Since this test does not require much manpower and can be rapidly done in a peripheral setup with the result coming in hours, the information on R resistance (present or absent) in MTB detected is easily obtained. Since R resistance in India is almost always associated with H resistance, the R (R) patient is treated on the same regime as MDR-TB. However, this is not invariably true as Rifampicin monoresistance (hereby referred to RMR) is also present in some cases. The Line Probe Assay (LPA) gives the information on both R and H resistance. RMR, if present, gives the advantage of adding H to the treatment regime. Being one of the highly potent bactericidal drug against TB drug with comparatively lesser side effects, it would improve the outcome of these patients.
RMR is uncommon in India but not rare. A recent study from India conducted by Palani et al. showed 11% of RMR in R(R) TB [3]. Hence all R(R) TB diagnosed as per CBNAAT may be also subjected to LPA (especially smear positive cases) and liquid cultures as far as possible depending on feasibility and availability. RMR is much more common in certain parts of the globe especially South Africa which is a high TB burden country. Almost 38% of patients have RMR in South Africa in the R(R) group and this appears to be associated with Human Immuno-deficiency Virus (HIV) co-infection [4]. A reasonably high level of RMR was also seen in Korea with 30 % RMR among R(R) in a study by Bai et al. This study also demonstrated a progressive rise in RMR from 17% to 30% over 10 years (1994 - 2004) [5].

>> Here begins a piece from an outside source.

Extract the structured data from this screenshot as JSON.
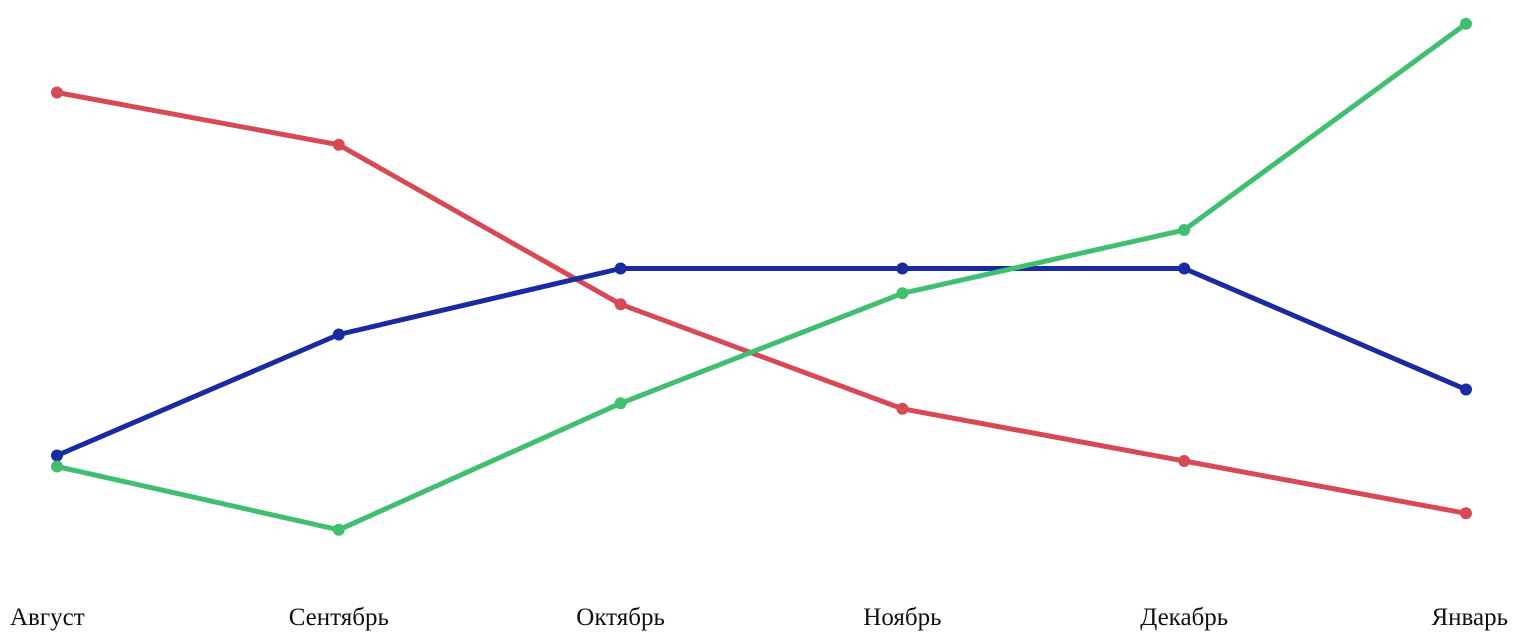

Twenty one percent (21%) of MDR patients were reported in a German study to be harbouring RMR [6]. A study from China which accounts for the second highest MDR TB Burden country after India, revealed 18% RMR in R(R)TB [7]. A meta-analysis from Iran by Nasiri MJ et al revealed 33.3% and 14.8% of RMR cases in newly diagnosed and previously treated TB patients who had R(R) resistance as diagnosed by GeneXpert [8].
The outcome of treatment of RMR TB is much worse compared to Drug-Sensitive TB and hence all efforts may be done to know about RMR. However, in countries like India, provision of LPA to all R (R) patients may not be currently possible because of the constraints of resources, infrastructure and manpower. The laboratory services are being enhanced and are being spread over whole of India under the ambitious National Tuberculosis Elimination Programme (NTEP). Though the HIV test is performed on all diagnosed TB patients in India, we can study the prevalence of HIV in the Indian RMR patients which may demonstrate its analogy with the African RMR TB population.
To conclude, the most important advantage in knowing the status of RMR is the clinical benefit of the bactericidal action of H being used in the treatment regime which may significantly improve the outcome of these patients and also determine the risk factors (such as HIV) associated with RMR.